Correction to: International Journal of Thermophysics (2020) 41:159 https://doi.org/10.1007/s10765-020-02736-2


In study [1], the governing Eqs. 9, 11 for MHD flow of Eyring-Powell nanofluid due to oscillatory stretching surface in absence of buoyancy forces and activation energy are presented as [2,3,4,5,6,7,8]:

$$ \frac{\partial u}{{\partial t}} + u\left( {\frac{\partial u}{{\partial x}}} \right) + v\left( {\frac{\partial u}{{\partial y}}} \right) = \left( {\nu + \frac{1}{{\rho_{f} \beta_{1} \beta_{2} }}} \right)\left( {\frac{{\partial^{2} u}}{{\partial y^{2} }}} \right) - \frac{1}{{2\rho \beta_{1} \beta_{2}^{3} }}\left[ {\left( {\frac{\partial u}{{\partial y}}} \right)^{2} \frac{{\partial^{2} u}}{{\partial y^{2} }}} \right] - \left( {\frac{{\sigma B_{0}^{2} }}{{\rho_{f} }} + \frac{\nu \vartheta }{{k^{ * } }}} \right)u, $$
(9)
$$ \frac{\partial C}{{\partial t}} + u\frac{\partial C}{{\partial x}} + v\frac{\partial C}{{\partial y}} = D_{B} \frac{{\partial^{2} C}}{{\partial y^{2} }} + \frac{{D_{T} }}{{T_{\infty } }}\frac{{\partial^{2} T}}{{\partial y^{2} }}, $$
(11)

where \(\beta_{1}\) and \(\beta_{2}\) are the fluid parameters of the Eyring-Powell model [2,3,4,5,6,7,8] and \(\vartheta\) is porous medium. It is emphasized that the modelling of Eq. 9 is based on theory of Powell and Eyring [9].
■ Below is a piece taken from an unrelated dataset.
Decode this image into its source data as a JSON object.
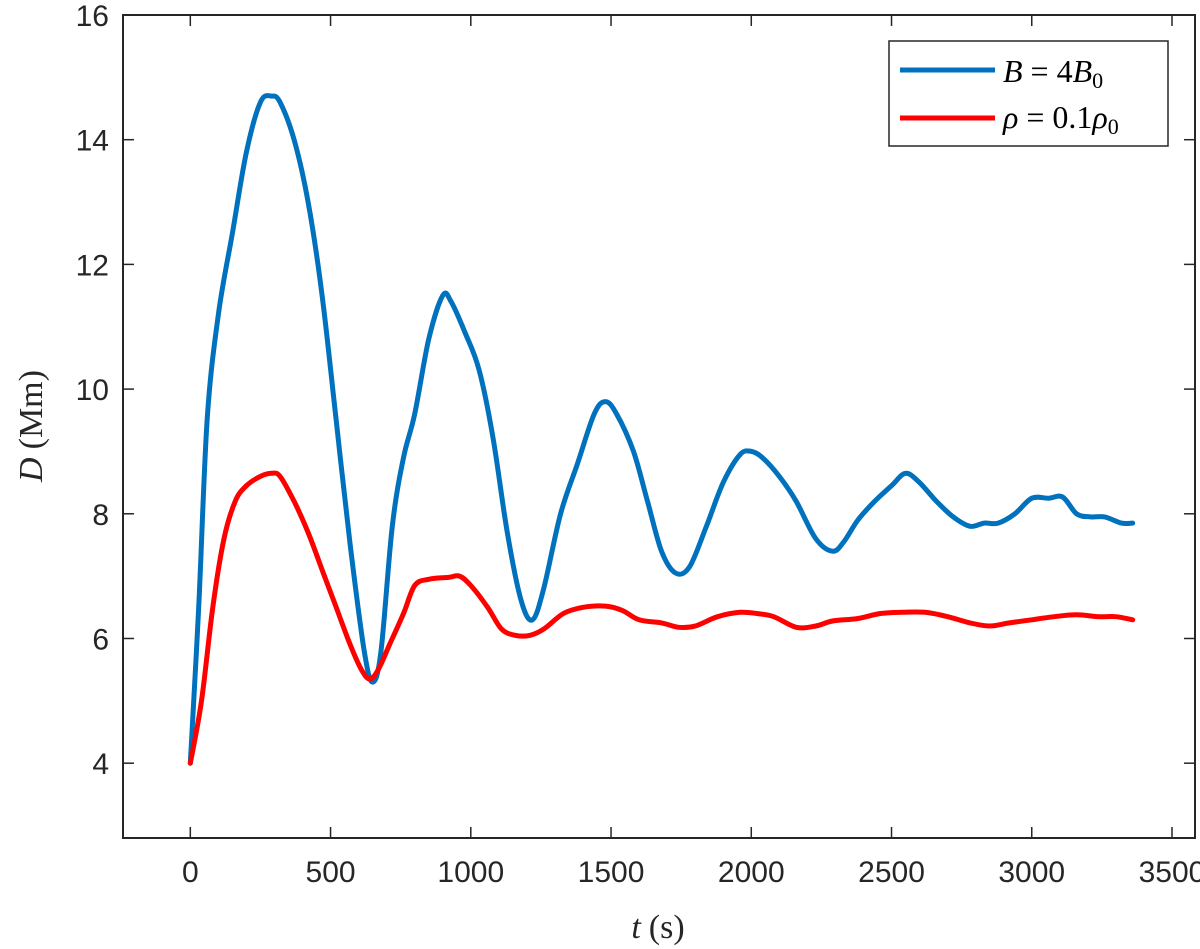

In view of transformations (15–16) in [1], formulated system is:

$$ \left( {1 + K} \right)F_{\eta \eta \eta } - SF_{\eta \tau } - F_{\eta }^{2} + FF_{\eta \eta } - HaF_{\eta } - \Gamma KF_{\eta \eta }^{2} F_{\eta \eta \eta } = 0, $$
(17)
$$ \varphi_{\eta \eta } + \frac{Nt}{{Nb}}\theta_{\eta \eta } - S(Sc)\varphi_{\tau } + ScF\varphi_{\eta } = 0, $$
(19)

Since in Eq. 9, the contributions of buoyancy forces are not considered, therefore, no effects of \(\lambda\) have been entertained. Moreover, \(Ha = \left( {\sigma B_{0}^{2} /\rho_{f} b + \nu \vartheta /bk^{ * } } \right)\) is the Hartmann number and \(\delta = \Omega_{0} /b\left( {\rho c} \right)_{p}\) heat source parameter while \(K = 1/\mu \beta_{1} \beta_{2}\) and \(\Gamma = u_{w}^{2} b/2\nu \beta_{2}^{2}\) Eyring fluid parameters [2,3,4,5,6,7,8,9]. In absence of buoyancy forces, Figs. 3(c–d), 4(c), 6(b) and 7(b) have no effects on analysis.

Equation 24, is presented as:

$$ {\text{Re}}_{x}^{1/2} C_{f} = \left( {1 + K} \right)F_{\eta \eta } \left( {0,\tau } \right) - \frac{K}{3}\Gamma F_{\eta \eta }^{3} \left( {0,\tau } \right). $$
(24)

Moreover, in study [1], color illustration “Green Lines” in Fig. 4 and Fig. 5(c) should be read as “Blue Lines”.